Simpler KMP prefix table building. What would be wrong with this implementation?


The KMP algorithm needs a prefix table to then know after a failure how many chars it can safely skip. The general idea of the prefix table is that it will tell you for a given pattern P, at a given position i with a char C, how many chars in common the suffix up to C has with the prefix of P:

int[] T = new int[P.length()];
int i = 0;
for (int j = 1; j < P.length(); ++j) {
  if (P.charAt(j) == P.charAt(i)) {
    i++;
  } else {
    i = 0;
  }
  T[j] = i;
}

This is what I came up with. I've looked around and the implementations always seem to be distinct. I've tried toying with a couple of examples (such as ABABACA) but both mine implementation and for instance this KMP prefix table seem to yield the same result.

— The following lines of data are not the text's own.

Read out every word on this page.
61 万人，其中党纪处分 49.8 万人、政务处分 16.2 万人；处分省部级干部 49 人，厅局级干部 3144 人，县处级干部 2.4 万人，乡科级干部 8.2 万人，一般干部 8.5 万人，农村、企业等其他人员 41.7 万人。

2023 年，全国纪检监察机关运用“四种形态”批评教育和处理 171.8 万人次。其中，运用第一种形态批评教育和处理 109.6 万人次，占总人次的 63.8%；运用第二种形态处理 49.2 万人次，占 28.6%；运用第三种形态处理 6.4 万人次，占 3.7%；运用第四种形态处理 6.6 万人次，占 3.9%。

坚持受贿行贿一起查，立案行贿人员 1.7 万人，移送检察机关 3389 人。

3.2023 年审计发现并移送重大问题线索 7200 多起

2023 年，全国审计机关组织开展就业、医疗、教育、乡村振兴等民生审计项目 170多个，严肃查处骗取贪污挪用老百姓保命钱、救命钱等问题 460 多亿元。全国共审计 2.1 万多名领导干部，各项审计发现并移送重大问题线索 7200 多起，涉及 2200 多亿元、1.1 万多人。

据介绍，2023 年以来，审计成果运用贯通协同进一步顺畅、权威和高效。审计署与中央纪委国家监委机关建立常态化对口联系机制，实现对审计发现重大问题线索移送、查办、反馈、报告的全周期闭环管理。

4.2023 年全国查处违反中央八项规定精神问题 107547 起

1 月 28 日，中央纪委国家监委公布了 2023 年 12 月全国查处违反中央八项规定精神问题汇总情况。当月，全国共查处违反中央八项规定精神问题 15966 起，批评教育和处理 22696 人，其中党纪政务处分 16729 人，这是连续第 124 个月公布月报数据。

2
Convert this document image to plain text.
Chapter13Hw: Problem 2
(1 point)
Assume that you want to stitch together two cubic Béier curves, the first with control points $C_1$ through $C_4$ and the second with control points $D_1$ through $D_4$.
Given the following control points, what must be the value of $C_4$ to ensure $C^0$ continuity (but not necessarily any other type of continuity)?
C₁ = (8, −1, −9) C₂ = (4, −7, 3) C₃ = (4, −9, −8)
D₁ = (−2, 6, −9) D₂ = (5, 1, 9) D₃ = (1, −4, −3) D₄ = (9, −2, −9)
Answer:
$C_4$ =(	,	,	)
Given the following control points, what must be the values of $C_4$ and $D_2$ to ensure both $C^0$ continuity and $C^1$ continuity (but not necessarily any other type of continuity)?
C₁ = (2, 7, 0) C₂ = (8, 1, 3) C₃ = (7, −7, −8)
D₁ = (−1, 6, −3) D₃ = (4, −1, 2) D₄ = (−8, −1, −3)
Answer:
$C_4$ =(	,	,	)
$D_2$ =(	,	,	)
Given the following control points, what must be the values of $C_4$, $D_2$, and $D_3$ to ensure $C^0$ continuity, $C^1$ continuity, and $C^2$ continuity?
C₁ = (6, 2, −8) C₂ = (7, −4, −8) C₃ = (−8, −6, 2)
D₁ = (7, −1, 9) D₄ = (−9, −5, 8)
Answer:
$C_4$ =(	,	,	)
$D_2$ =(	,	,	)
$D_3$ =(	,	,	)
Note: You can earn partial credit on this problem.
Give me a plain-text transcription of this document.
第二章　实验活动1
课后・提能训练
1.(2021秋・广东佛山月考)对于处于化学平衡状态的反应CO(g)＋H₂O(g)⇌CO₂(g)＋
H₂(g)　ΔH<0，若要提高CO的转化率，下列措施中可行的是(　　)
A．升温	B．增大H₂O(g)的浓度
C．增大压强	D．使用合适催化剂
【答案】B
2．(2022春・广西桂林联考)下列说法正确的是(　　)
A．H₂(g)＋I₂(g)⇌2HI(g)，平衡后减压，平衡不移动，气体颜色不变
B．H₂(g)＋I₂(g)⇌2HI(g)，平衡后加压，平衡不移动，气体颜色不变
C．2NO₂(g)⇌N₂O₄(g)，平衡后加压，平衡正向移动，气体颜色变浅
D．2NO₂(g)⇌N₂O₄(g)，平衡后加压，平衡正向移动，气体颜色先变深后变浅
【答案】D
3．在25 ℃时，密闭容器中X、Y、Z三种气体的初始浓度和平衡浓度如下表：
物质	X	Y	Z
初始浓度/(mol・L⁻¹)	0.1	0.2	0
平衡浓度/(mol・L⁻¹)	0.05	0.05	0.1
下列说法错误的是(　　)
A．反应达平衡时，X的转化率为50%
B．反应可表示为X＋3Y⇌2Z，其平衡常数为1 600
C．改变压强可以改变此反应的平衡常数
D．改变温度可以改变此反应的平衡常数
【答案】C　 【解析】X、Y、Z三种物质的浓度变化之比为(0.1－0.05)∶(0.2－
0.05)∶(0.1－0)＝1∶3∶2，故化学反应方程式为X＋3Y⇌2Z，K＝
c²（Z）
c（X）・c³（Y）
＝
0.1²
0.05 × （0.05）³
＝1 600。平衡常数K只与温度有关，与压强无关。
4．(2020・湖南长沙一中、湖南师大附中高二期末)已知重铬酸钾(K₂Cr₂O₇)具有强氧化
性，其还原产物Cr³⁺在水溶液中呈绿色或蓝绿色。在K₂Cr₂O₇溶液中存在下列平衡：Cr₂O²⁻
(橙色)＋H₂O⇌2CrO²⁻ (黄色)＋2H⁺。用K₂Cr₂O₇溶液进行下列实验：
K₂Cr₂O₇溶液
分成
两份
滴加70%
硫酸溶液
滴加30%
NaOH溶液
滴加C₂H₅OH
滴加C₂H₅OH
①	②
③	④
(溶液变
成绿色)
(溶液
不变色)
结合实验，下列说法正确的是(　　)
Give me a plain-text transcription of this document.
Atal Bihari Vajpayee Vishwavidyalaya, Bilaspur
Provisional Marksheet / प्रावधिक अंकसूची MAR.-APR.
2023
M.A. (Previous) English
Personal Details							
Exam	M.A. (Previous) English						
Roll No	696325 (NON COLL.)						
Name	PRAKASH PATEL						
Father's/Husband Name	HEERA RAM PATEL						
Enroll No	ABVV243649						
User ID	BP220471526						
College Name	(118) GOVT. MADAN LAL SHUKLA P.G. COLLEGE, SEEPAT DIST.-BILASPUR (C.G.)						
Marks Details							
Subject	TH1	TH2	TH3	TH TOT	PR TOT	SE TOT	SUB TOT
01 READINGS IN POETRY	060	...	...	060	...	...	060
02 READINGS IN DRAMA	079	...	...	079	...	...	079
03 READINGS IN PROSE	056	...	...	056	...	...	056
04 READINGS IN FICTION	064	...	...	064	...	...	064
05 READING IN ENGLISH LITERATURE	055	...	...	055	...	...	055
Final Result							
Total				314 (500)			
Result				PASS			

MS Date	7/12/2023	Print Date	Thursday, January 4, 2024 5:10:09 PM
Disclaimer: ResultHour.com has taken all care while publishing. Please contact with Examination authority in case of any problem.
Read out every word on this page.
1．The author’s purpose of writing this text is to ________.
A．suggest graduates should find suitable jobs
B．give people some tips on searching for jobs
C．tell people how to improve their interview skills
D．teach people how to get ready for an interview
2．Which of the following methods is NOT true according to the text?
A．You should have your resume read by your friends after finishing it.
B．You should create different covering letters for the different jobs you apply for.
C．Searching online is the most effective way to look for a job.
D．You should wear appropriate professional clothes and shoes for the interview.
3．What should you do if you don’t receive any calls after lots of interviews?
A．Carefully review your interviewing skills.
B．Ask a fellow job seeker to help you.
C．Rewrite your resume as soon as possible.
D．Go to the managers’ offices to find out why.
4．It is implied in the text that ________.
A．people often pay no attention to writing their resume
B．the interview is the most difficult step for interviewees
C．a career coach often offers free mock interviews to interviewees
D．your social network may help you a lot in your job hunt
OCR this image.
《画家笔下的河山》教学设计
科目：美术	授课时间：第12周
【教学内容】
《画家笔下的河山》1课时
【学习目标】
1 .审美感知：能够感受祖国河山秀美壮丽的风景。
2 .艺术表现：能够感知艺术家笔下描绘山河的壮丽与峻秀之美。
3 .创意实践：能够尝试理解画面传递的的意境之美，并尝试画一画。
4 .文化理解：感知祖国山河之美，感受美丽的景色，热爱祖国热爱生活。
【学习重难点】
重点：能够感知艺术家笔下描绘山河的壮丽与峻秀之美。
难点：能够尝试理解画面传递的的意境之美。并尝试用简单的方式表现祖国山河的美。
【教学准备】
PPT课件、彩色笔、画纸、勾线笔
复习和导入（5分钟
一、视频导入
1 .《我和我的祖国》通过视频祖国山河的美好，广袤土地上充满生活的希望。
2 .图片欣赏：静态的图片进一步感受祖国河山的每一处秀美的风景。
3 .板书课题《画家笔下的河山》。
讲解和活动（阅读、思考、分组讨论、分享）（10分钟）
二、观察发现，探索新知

Could anyone please tell me what is the logic mistake in my implementation and with what kind of inputs would this fail in producing a correct prefix table for the KMP algorithm?

Thanks


Solution

  • It is a characteristic of your algorithm that each entry in the table is either 0, or 1 more than the previous entry. So the challenge is to find a string where an entry in the table is less than the previous entry, but not 0.

    One such string is "ABACABABC" (which comes from this wikipedia article).

    The prefix tables are

    {0,0,1,0,1,2,3,2,0}  from the linked answer
    {0,0,1,0,1,2,3,0,0}  your proposed code
                   ^------different here
    

    The entries of interest are the 3 followed by a 2.

    Consider what happens when 7 characters match. The input string looks like

    ABACABA?    
    

    where the ? is the character that didn't match, so the ? is not a B. The ABA? could be a match for ABAC, so the prefix length is 3.

    Now consider what happens when 8 characters match:

    ABACABAB?
    

    where the ? is not a C. In this case AB? could match ABA, so the prefix length is 2.

    This demonstrates that the prefix table could have an entry that is less than the previous entry, but not 0.